Медленно ко мне возвращалась Нада. Я стал ощущать ее присутствие в комнате. И чувствовать запах сигаретного дыма. Ощущать ее беспокойство. Я читал, и сердце во мне колотилось.
"Идея для короткого романа: молодой человек (типа Дж?) ведет двойную жизнь, покупает ружье, пугает людей, не причиняя им особого зла. Можно растянуть это эпизода на три, не больше, итак… теперь, в четвертом, если это связано с первыми, происходит убийство: давно планируемое им, хотя, возможно, не осознанное. (Слишком сентиментально? Должен он отдавать себе отчет или нет?) Снайпер. "Снайпер". Надо обдумать, оставим на потом".
Тайно проникший в это святилище, я нетерпеливо перечитывал все по нескольку раз. И сердце мое билось, как будто уже поняло то, чего я еще не понимал…
2…
Был бы я музыкантом, я бы подобрал для своего повествования несколько меланхолическое, изредка сопровождаемое раскатами грома сопровождение; даже если мой рассказ окажется смешон, все же ему нельзя будет отказать в некой торжественности. Был бы я живописцем, мой добрый и терпеливый читатель, я бы создал огромнейшую, под стать моей фантазии, фреску (настенную роспись), озаглавленную "Несостоявшийся аборт", на которой зритель увидел был глубокое, темное озеро, олицетворение сна, или ночи, или смерти, и длинные, струящиеся, точно дым, волосы Нады то ли плывут в эту тьму, то ли выплывают из нее (это как вам угодно), и лицо Нады, очень бледное, каким в жизни не бывает. Сонные губы полуоткрыты, не решаясь улыбнуться, отсутствующий взгляд в темных, прекрасных глазах. По обеим сторонам будут изображены полчища доброжелателей, вечно сопровождающие всякое рождение, - эти бэбэ, минни, мими и прочие с подобными же именами - я их стал уже забывать, - а также мужчины, скажем, Отец, декан Нэш и мистер Спун, те, которые не позволяют себе появиться в обнаженном виде, и даже на Таинстве Деторождения галстуки на них туго затянуты.
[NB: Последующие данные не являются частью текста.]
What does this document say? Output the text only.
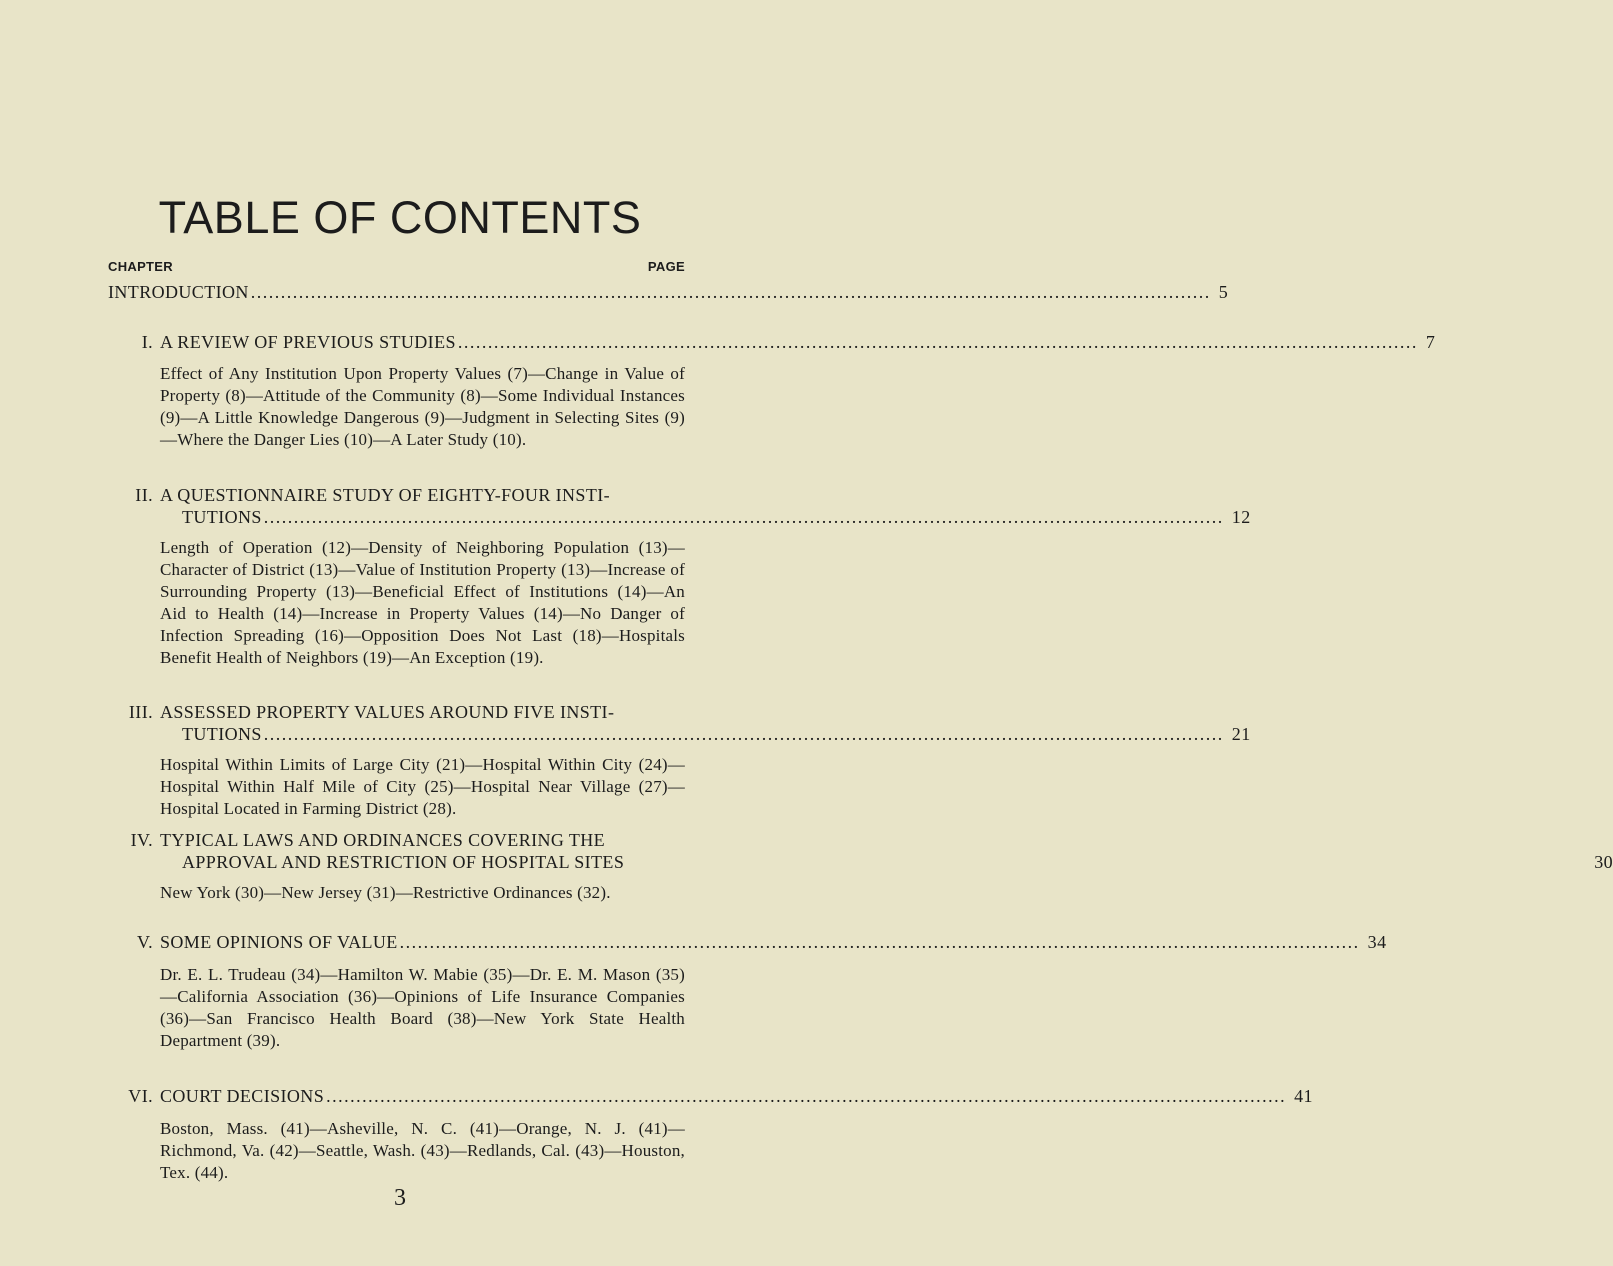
TABLE OF CONTENTS
CHAPTER	PAGE
INTRODUCTION ................................................................................................................................................................ 5
I. A REVIEW OF PREVIOUS STUDIES ................................................................................................................................................................ 7

Effect of Any Institution Upon Property Values (7)—Change in Value of Property (8)—Attitude of the Community (8)—Some Individual Instances (9)—A Little Knowledge Dangerous (9)—Judgment in Selecting Sites (9)—Where the Danger Lies (10)—A Later Study (10).

II. A QUESTIONNAIRE STUDY OF EIGHTY-FOUR INSTI-
TUTIONS ................................................................................................................................................................ 12

Length of Operation (12)—Density of Neighboring Population (13)—Character of District (13)—Value of Institution Property (13)—Increase of Surrounding Property (13)—Beneficial Effect of Institutions (14)—An Aid to Health (14)—Increase in Property Values (14)—No Danger of Infection Spreading (16)—Opposition Does Not Last (18)—Hospitals Benefit Health of Neighbors (19)—An Exception (19).

III. ASSESSED PROPERTY VALUES AROUND FIVE INSTI-
TUTIONS ................................................................................................................................................................ 21

Hospital Within Limits of Large City (21)—Hospital Within City (24)—Hospital Within Half Mile of City (25)—Hospital Near Village (27)—Hospital Located in Farming District (28).

IV. TYPICAL LAWS AND ORDINANCES COVERING THE
APPROVAL AND RESTRICTION OF HOSPITAL SITES	30

New York (30)—New Jersey (31)—Restrictive Ordinances (32).

V. SOME OPINIONS OF VALUE ................................................................................................................................................................ 34

Dr. E. L. Trudeau (34)—Hamilton W. Mabie (35)—Dr. E. M. Mason (35)—California Association (36)—Opinions of Life Insurance Companies (36)—San Francisco Health Board (38)—New York State Health Department (39).

VI. COURT DECISIONS ................................................................................................................................................................ 41

Boston, Mass. (41)—Asheville, N. C. (41)—Orange, N. J. (41)—Richmond, Va. (42)—Seattle, Wash. (43)—Redlands, Cal. (43)—Houston, Tex. (44).

3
А вокруг - великолепие садов и покой Фернвуда, к которому стекается мощная сеть магистралей - скоростных шоссе, извилистых дорог, воздушных дорог, изменчивых путей, которым неуютно на этой земле, средь гор ржавых автомобилей, жестянок из-под пива и битого стекла. А в дымке - еще не проступившее до конца личико ребенка-зародыша, еще всего лишь намек на какое-то лицо, душу…
3…
На следующий день в дверь Надиной комнаты был врезан дорогой медный замок, а Отец учинил мне нечто вроде беседы мужчины с мужчиной. Беседа носила дружеский характер, но при этом он прятал глаза; уж лучше бы он сорвался на ругань.
- Нам с тобой надо держаться вместе, - сказал Отец.
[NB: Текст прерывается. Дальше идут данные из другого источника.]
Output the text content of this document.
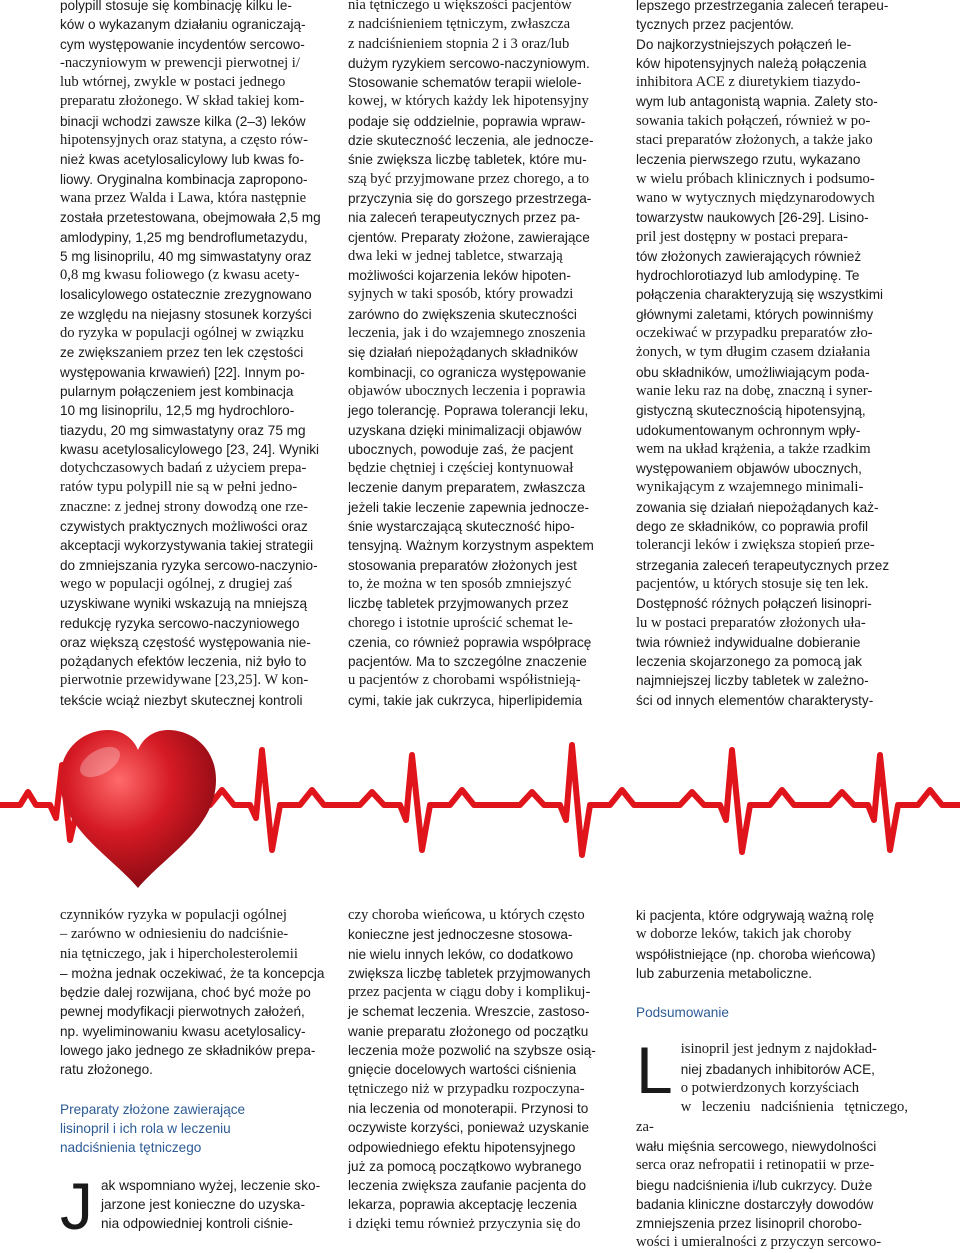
polypill stosuje się kombinację kilku le-

ków o wykazanym działaniu ograniczają-

cym występowanie incydentów sercowo-

-naczyniowym w prewencji pierwotnej i/

lub wtórnej, zwykle w postaci jednego

preparatu złożonego. W skład takiej kom-

binacji wchodzi zawsze kilka (2–3) leków

hipotensyjnych oraz statyna, a często rów-

nież kwas acetylosalicylowy lub kwas fo-

liowy. Oryginalna kombinacja zapropono-

wana przez Walda i Lawa, która następnie

została przetestowana, obejmowała 2,5 mg

amlodypiny, 1,25 mg bendroflumetazydu,

5 mg lisinoprilu, 40 mg simwastatyny oraz

0,8 mg kwasu foliowego (z kwasu acety-

losalicylowego ostatecznie zrezygnowano

ze względu na niejasny stosunek korzyści

do ryzyka w populacji ogólnej w związku

ze zwiększaniem przez ten lek częstości

występowania krwawień) [22]. Innym po-

pularnym połączeniem jest kombinacja

10 mg lisinoprilu, 12,5 mg hydrochloro-

tiazydu, 20 mg simwastatyny oraz 75 mg

kwasu acetylosalicylowego [23, 24]. Wyniki

dotychczasowych badań z użyciem prepa-

ratów typu polypill nie są w pełni jedno-

znaczne: z jednej strony dowodzą one rze-

czywistych praktycznych możliwości oraz

akceptacji wykorzystywania takiej strategii

do zmniejszania ryzyka sercowo-naczynio-

wego w populacji ogólnej, z drugiej zaś

uzyskiwane wyniki wskazują na mniejszą

redukcję ryzyka sercowo-naczyniowego

oraz większą częstość występowania nie-

pożądanych efektów leczenia, niż było to

pierwotnie przewidywane [23,25]. W kon-

tekście wciąż niezbyt skutecznej kontroli

nia tętniczego u większości pacjentów

z nadciśnieniem tętniczym, zwłaszcza

z nadciśnieniem stopnia 2 i 3 oraz/lub

dużym ryzykiem sercowo-naczyniowym.

Stosowanie schematów terapii wielole-

kowej, w których każdy lek hipotensyjny

podaje się oddzielnie, poprawia wpraw-

dzie skuteczność leczenia, ale jednocze-

śnie zwiększa liczbę tabletek, które mu-

szą być przyjmowane przez chorego, a to

przyczynia się do gorszego przestrzega-

nia zaleceń terapeutycznych przez pa-

cjentów. Preparaty złożone, zawierające

dwa leki w jednej tabletce, stwarzają

możliwości kojarzenia leków hipoten-

syjnych w taki sposób, który prowadzi

zarówno do zwiększenia skuteczności

leczenia, jak i do wzajemnego znoszenia

się działań niepożądanych składników

kombinacji, co ogranicza występowanie

objawów ubocznych leczenia i poprawia

jego tolerancję. Poprawa tolerancji leku,

uzyskana dzięki minimalizacji objawów

ubocznych, powoduje zaś, że pacjent

będzie chętniej i częściej kontynuował

leczenie danym preparatem, zwłaszcza

jeżeli takie leczenie zapewnia jednocze-

śnie wystarczającą skuteczność hipo-

tensyjną. Ważnym korzystnym aspektem

stosowania preparatów złożonych jest

to, że można w ten sposób zmniejszyć

liczbę tabletek przyjmowanych przez

chorego i istotnie uprościć schemat le-

czenia, co również poprawia współpracę

pacjentów. Ma to szczególne znaczenie

u pacjentów z chorobami współistnieją-

cymi, takie jak cukrzyca, hiperlipidemia

lepszego przestrzegania zaleceń terapeu-

tycznych przez pacjentów.

Do najkorzystniejszych połączeń le-

ków hipotensyjnych należą połączenia

inhibitora ACE z diuretykiem tiazydo-

wym lub antagonistą wapnia. Zalety sto-

sowania takich połączeń, również w po-

staci preparatów złożonych, a także jako

leczenia pierwszego rzutu, wykazano

w wielu próbach klinicznych i podsumo-

wano w wytycznych międzynarodowych

towarzystw naukowych [26-29]. Lisino-

pril jest dostępny w postaci prepara-

tów złożonych zawierających również

hydrochlorotiazyd lub amlodypinę. Te

połączenia charakteryzują się wszystkimi

głównymi zaletami, których powinniśmy

oczekiwać w przypadku preparatów zło-

żonych, w tym długim czasem działania

obu składników, umożliwiającym poda-

wanie leku raz na dobę, znaczną i syner-

gistyczną skutecznością hipotensyjną,

udokumentowanym ochronnym wpły-

wem na układ krążenia, a także rzadkim

występowaniem objawów ubocznych,

wynikającym z wzajemnego minimali-

zowania się działań niepożądanych każ-

dego ze składników, co poprawia profil

tolerancji leków i zwiększa stopień prze-

strzegania zaleceń terapeutycznych przez

pacjentów, u których stosuje się ten lek.

Dostępność różnych połączeń lisinopri-

lu w postaci preparatów złożonych uła-

twia również indywidualne dobieranie

leczenia skojarzonego za pomocą jak

najmniejszej liczby tabletek w zależno-

ści od innych elementów charakterysty-

czynników ryzyka w populacji ogólnej

– zarówno w odniesieniu do nadciśnie-

nia tętniczego, jak i hipercholesterolemii

– można jednak oczekiwać, że ta koncepcja

będzie dalej rozwijana, choć być może po

pewnej modyfikacji pierwotnych założeń,

np. wyeliminowaniu kwasu acetylosalicy-

lowego jako jednego ze składników prepa-

ratu złożonego.

Preparaty złożone zawierające
lisinopril i ich rola w leczeniu
nadciśnienia tętniczego
J ak wspomniano wyżej, leczenie sko-

jarzone jest konieczne do uzyska-

nia odpowiedniej kontroli ciśnie-

czy choroba wieńcowa, u których często

konieczne jest jednoczesne stosowa-

nie wielu innych leków, co dodatkowo

zwiększa liczbę tabletek przyjmowanych

przez pacjenta w ciągu doby i komplikuj-

je schemat leczenia. Wreszcie, zastoso-

wanie preparatu złożonego od początku

leczenia może pozwolić na szybsze osią-

gnięcie docelowych wartości ciśnienia

tętniczego niż w przypadku rozpoczyna-

nia leczenia od monoterapii. Przynosi to

oczywiste korzyści, ponieważ uzyskanie

odpowiedniego efektu hipotensyjnego

już za pomocą początkowo wybranego

leczenia zwiększa zaufanie pacjenta do

lekarza, poprawia akceptację leczenia

i dzięki temu również przyczynia się do

ki pacjenta, które odgrywają ważną rolę

w doborze leków, takich jak choroby

współistniejące (np. choroba wieńcowa)

lub zaburzenia metaboliczne.

Podsumowanie
L isinopril jest jednym z najdokład-

niej zbadanych inhibitorów ACE,

o potwierdzonych korzyściach

w leczeniu nadciśnienia tętniczego, za-

wału mięśnia sercowego, niewydolności

serca oraz nefropatii i retinopatii w prze-

biegu nadciśnienia i/lub cukrzycy. Duże

badania kliniczne dostarczyły dowodów

zmniejszenia przez lisinopril chorobo-

wości i umieralności z przyczyn sercowo-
Мы почему-то до сих пор не ужинали, хотя было уже поздно, половина восьмого. Отец продолжал, похлопывая меня по спине:
- Будем с тобой жить и слоняться, как два холостяка, ничего друг от дружки не скрывая. Никаких секретов, идет? Давай уговоримся, что в нашем доме больше никто не будет властвовать, хорошо?
Он говорил со мной вполне мирно, однако я чувствовал, что он никак не может совладать со своими дрожащими пальцами.
- Ты хочешь, чтоб она умерла? - спросил я.
- Что ты сказал, Дики? Что?
- Ты хочешь, чтобы она умерла?
Отец выпучился на меня.
- Это что еще за разговор, парень? Послушай, ты это брось! Все! И забудь об этом! Ты ничего не говорил, а я ничего не слышал. Что за идиотские, гадкие мысли! - Он затряс своей огромной головой. - Слушай, брось ты это! В общем, выкинь все это из головы. И забудем.